Steven D'Aprano wrote:
On Fri, 02 Apr 2010 12:39:16 -0700, Patrick Maupin wrote:
On Apr 2, 2:38 pm, Ethan Furman <et...@stoneleaf.us> wrote:
[...]
Sounds like a personal preference issue, rather than a necessary /
unnecessary issue -- after all, if you call that function a thousand
times, only once is mongo not defined... clearly the exception. ;)
~Ethan~
Well, I think the whole discussion has basically been about personal
preference.
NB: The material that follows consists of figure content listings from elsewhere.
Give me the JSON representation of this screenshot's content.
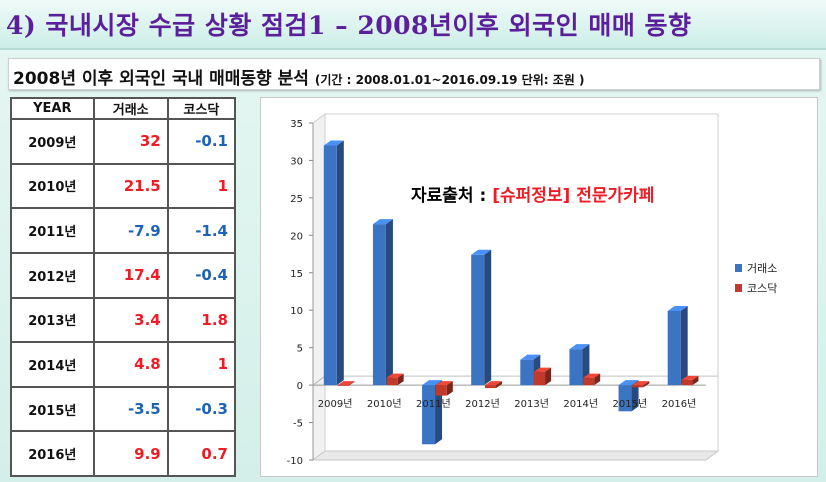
{
  "header": {
    "title": "4) 국내시장 수급 상황 점검1 – 2008년이후 외국인 매매 동향"
  },
  "subtitle": {
    "main": "2008년 이후 외국인 국내 매매동향 분석",
    "period": "(기간 : 2008.01.01~2016.09.19 단위: 조원 )"
  },
  "table": {
    "headers": [
      "YEAR",
      "거래소",
      "코스닥"
    ],
    "rows": [
      {
        "year": "2009년",
        "kospi": "32",
        "kosdaq": "-0.1"
      },
      {
        "year": "2010년",
        "kospi": "21.5",
        "kosdaq": "1"
      },
      {
        "year": "2011년",
        "kospi": "-7.9",
        "kosdaq": "-1.4"
      },
      {
        "year": "2012년",
        "kospi": "17.4",
        "kosdaq": "-0.4"
      },
      {
        "year": "2013년",
        "kospi": "3.4",
        "kosdaq": "1.8"
      },
      {
        "year": "2014년",
        "kospi": "4.8",
        "kosdaq": "1"
      },
      {
        "year": "2015년",
        "kospi": "-3.5",
        "kosdaq": "-0.3"
      },
      {
        "year": "2016년",
        "kospi": "9.9",
        "kosdaq": "0.7"
      }
    ]
  },
  "source": {
    "label": "자료출처 : ",
    "link": "[슈퍼정보] 전문가카페"
  },
  "colors": {
    "positive": "#ee1c25",
    "negative": "#1f63b5",
    "series_kospi": "#3c74c4",
    "series_kosdaq": "#c0392b"
  },
  "chart_data": {
    "type": "bar",
    "categories": [
      "2009년",
      "2010년",
      "2011년",
      "2012년",
      "2013년",
      "2014년",
      "2015년",
      "2016년"
    ],
    "series": [
      {
        "name": "거래소",
        "values": [
          32,
          21.5,
          -7.9,
          17.4,
          3.4,
          4.8,
          -3.5,
          9.9
        ]
      },
      {
        "name": "코스닥",
        "values": [
          -0.1,
          1,
          -1.4,
          -0.4,
          1.8,
          1,
          -0.3,
          0.7
        ]
      }
    ],
    "ylim": [
      -10,
      35
    ],
    "yticks": [
      "-10",
      "-5",
      "0",
      "5",
      "10",
      "15",
      "20",
      "25",
      "30",
      "35"
    ],
    "legend": "right",
    "style": "3d"
  }
}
OTOH, but if you call the function a few million times, you
might find the cost of try/except to be something that you would rather
not incur -- it might become a performance issue rather than a personal
choice issue.
The cost of a try...except is *very* low -- about the same as a pass
statement:
from timeit import Timer
t1 = Timer("pass", "")
t2 = Timer("try:\n pass\nexcept Exception:\n pass", "")
min(t2.repeat())/min(t1.repeat())
1.9227982449955801
Actually catching the exception, on the other hand, is quite expensive:
t1 = Timer("len('')", "")
t2 = Timer("try:\n len(0)\nexcept Exception:\n pass", "")
min(t2.repeat())/min(t1.repeat())
10.598482743564809
The heuristic I use is, if I expect the try block to raise an exception
more than about one time in ten, I change to an explicit test. In this
case, since the exception should only be raised once, and then never
again, I would use a try...except block.
That was my reasoning as well, but when I timed it for one million runs
(so 1 instantiation, 999,999 simple calls), the __getattr__ time was .5
seconds, the try...execpt block was .6; at ten million it was 5 and 6.
At those rates, personal preference takes over, at least for me.